Once there, these two young boys (who were not nearly as serious as they look) also wanted to see a picture of themselves.
Inside the center, as we met with one of the women who works there and a few more children, the sunlight streaming in turned golden.
Maliba, located within Tsehlanyane National Park, is Lesotho's only luxury accommodation. It is built in the traditional style, with grass roofs and all, but on a much grander scale, as evidenced by the ceiling in the main room.
And the deck which is just off the main room.
And the individual huts in which guests like us can stay.
And the views, since it is on a mountainside in a valley.
Dining at Maliba is a wonderful experience all on its own.
The chef did an amazing job coming up with wonderful vegan dishes for me, including dessert.
Breakfast at Maliba is also a grand experience.
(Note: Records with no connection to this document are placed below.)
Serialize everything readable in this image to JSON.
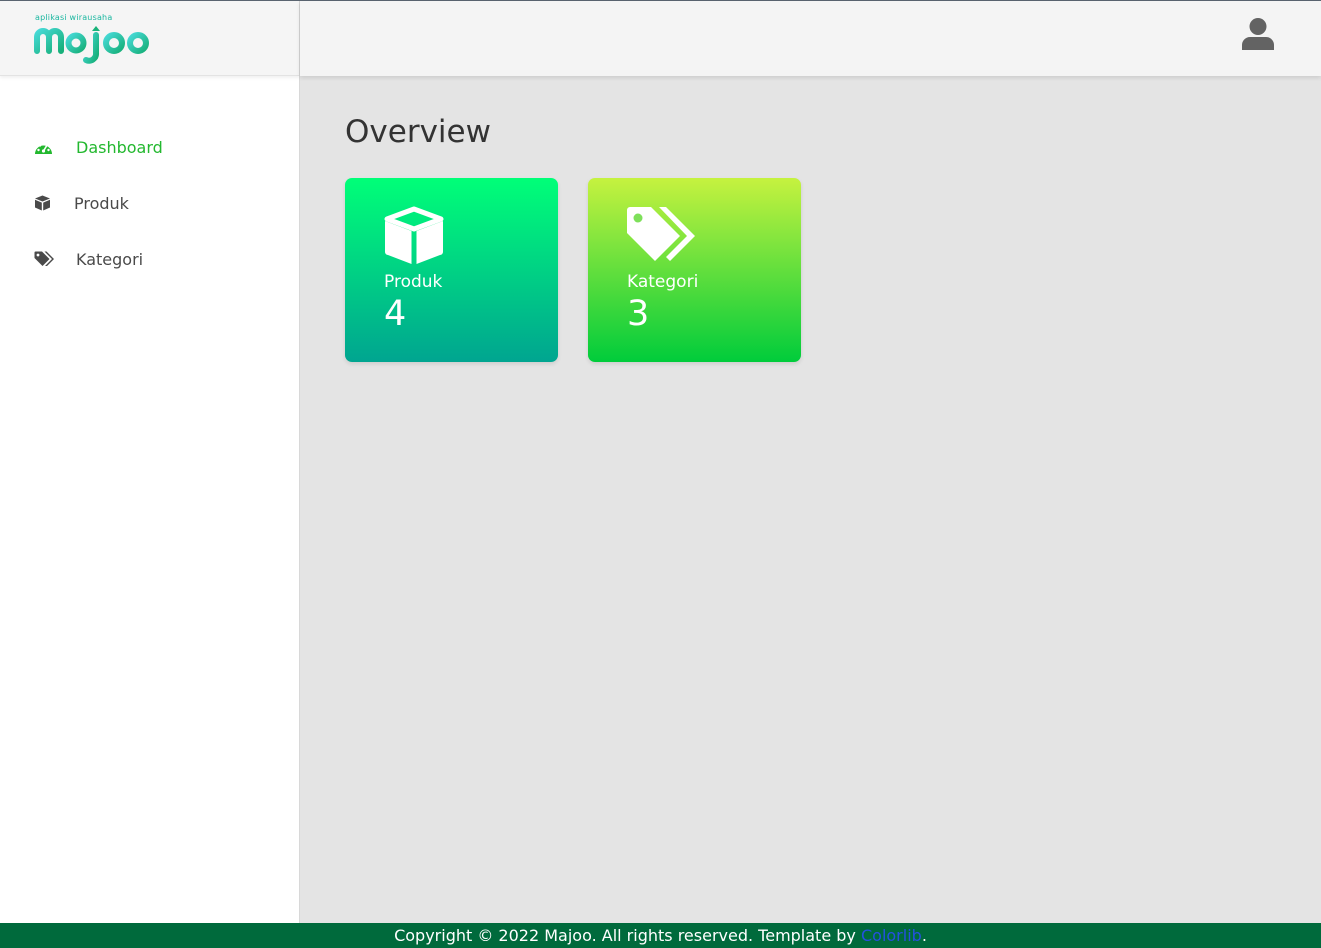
{
  "brand": {
    "tagline": "aplikasi wirausaha",
    "name": "majoo",
    "colors": {
      "logo_start": "#3fd4d0",
      "logo_end": "#19b37a"
    }
  },
  "sidebar": {
    "items": [
      {
        "label": "Dashboard",
        "icon": "dashboard-gauge-icon",
        "active": true
      },
      {
        "label": "Produk",
        "icon": "box-cube-icon",
        "active": false
      },
      {
        "label": "Kategori",
        "icon": "tags-icon",
        "active": false
      }
    ],
    "active_color": "#23b82f"
  },
  "header": {
    "user_icon": "user-avatar-icon"
  },
  "main": {
    "title": "Overview",
    "cards": [
      {
        "label": "Produk",
        "value": "4",
        "icon": "box-cube-icon",
        "gradient": [
          "#00ff78",
          "#00a590"
        ]
      },
      {
        "label": "Kategori",
        "value": "3",
        "icon": "tags-icon",
        "gradient": [
          "#c6f23f",
          "#00cc3b"
        ]
      }
    ]
  },
  "footer": {
    "text": "Copyright © 2022 Majoo. All rights reserved. Template by ",
    "link_text": "Colorlib",
    "suffix": ".",
    "background": "#006a3c"
  }
}
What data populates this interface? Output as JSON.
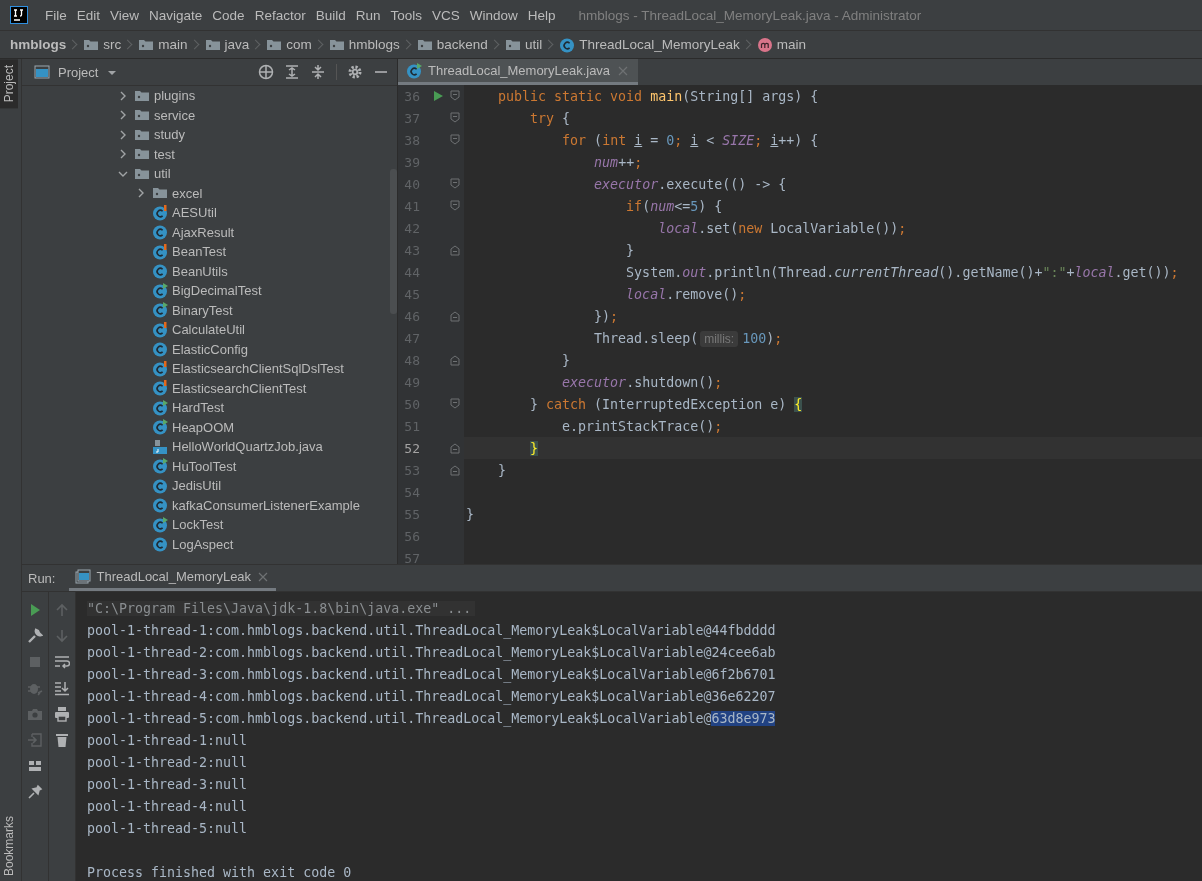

The setting alone ensures that.
There are hiking trails in the valleys around the lodge, and we explored one. Along the way, we crossed this picturesque creek.
We also admired some stunning views.
We rested beneath a peach tree.
We posed alongside another creek.
Then we returned to walking and pausing to admire the sites.
Before we returned to our room, which had its own deck with a view.
I paused to pose one last time, in front of the lodge, before we left.